Mr Chibale explained that accommodation fees were going to depend on which room one was given.
For standard rooms, those that were on 75 percent bursary were to pay K975; those on 50 percent – K1950; and those on 25 percent – K2925 per annum. For the big flat rooms, those on 75 percent bursary were to pay K487.5; 50 percent – K975; and 25 percent – K1462.5 per annum.
For the students who are not sponsored by the government, they were expected to pay K3,900 per year.
“It will be irresponsible if we were to promote squatting at the expense of public health and hygiene, the welfare of students is our interest and to make sure that we give them the best, both in education and how to take care for themselves,” Mr Chibale said.

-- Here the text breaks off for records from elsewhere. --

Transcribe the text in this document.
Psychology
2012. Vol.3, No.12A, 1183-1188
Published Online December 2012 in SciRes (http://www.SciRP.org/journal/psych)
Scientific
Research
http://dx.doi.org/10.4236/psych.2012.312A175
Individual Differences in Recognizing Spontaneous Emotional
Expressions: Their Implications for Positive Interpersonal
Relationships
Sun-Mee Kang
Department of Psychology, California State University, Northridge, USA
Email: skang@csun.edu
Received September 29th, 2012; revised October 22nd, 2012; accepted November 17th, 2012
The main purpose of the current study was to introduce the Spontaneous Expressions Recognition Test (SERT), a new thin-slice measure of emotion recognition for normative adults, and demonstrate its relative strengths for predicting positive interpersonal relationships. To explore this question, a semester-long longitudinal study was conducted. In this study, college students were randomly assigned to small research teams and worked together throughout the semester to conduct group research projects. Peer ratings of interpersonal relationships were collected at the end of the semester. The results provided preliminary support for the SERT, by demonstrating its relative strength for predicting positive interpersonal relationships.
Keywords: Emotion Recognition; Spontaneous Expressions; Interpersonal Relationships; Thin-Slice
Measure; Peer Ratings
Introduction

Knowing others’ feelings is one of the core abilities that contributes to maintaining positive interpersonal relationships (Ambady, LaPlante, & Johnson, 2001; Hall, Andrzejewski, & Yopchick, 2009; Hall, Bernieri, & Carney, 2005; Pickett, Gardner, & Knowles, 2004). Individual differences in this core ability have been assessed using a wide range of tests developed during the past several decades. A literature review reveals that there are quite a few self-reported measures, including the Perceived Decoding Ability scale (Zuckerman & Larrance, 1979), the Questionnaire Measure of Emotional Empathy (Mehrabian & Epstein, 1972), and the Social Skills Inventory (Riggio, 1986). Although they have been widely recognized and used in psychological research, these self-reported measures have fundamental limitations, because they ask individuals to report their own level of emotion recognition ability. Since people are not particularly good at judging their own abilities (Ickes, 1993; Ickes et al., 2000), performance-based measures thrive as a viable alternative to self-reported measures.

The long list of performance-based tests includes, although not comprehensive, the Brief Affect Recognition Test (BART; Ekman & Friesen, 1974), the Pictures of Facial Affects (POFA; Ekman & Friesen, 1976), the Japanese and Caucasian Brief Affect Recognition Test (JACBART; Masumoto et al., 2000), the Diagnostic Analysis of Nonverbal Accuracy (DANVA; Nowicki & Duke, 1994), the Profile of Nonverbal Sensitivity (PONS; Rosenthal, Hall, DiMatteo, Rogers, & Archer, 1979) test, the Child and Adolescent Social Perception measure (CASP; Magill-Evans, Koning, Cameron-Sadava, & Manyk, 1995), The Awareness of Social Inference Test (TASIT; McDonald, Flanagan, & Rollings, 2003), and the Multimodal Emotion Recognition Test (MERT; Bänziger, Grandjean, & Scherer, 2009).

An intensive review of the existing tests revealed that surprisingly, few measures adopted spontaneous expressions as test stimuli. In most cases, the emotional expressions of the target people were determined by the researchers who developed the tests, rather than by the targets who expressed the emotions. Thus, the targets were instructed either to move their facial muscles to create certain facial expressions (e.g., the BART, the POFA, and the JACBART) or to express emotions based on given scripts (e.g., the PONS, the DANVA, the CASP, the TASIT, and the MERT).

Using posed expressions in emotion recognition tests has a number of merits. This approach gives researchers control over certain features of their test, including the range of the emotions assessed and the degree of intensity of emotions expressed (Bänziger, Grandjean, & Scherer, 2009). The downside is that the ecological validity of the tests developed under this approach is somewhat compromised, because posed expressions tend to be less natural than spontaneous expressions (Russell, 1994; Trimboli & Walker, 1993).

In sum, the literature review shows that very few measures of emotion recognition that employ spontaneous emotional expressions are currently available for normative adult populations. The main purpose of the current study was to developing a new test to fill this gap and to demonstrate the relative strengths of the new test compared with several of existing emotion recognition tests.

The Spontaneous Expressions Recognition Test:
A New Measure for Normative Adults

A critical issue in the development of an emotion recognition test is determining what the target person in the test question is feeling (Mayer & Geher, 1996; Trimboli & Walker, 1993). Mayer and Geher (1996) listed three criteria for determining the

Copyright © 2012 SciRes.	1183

He said according to UNZA policy, each room is to accommodate two persons only and any number above that is illegal. He said unfortunately, students have abused that policy over the years.
Mr Chibale said in the meantime, management was in the process of partnering with other private sectors so that more hostels can be built.
Following the ban on squatting, it was being reported that boarding houses surrounding UNZA including some in Kalingalinga had increased their rentals.
But fortunately, there is some relief.
UNZA management has reversed its decision not to ban squatting.
UNZA caretaker committee chairperson Namucana Musiwa said no student will be displaced or left stranded as a result of the ‘no squatting policy’ that was introduced.
Ms Musiwa said that the ‘no squatting policy’ will only be implemented in phases, and that students will continue sharing rooms until adequate accommodation is provided.
“After consultations with the Ministry of Higher Education, it was agreed that management would phase the implementation of ‘no squatting policy’ and ensure that alternative accommodation is provided to as many students as possible, before fully effecting the policy,” she said.
The medium-term measures involve the completion of ongoing construction of hostels with over 4,000 bed space capacity.
“The long-term measures will be construction of new student hostels, some of which are already being considered under the private public partnership projects being pursued by the university,” Ms Musiwa said.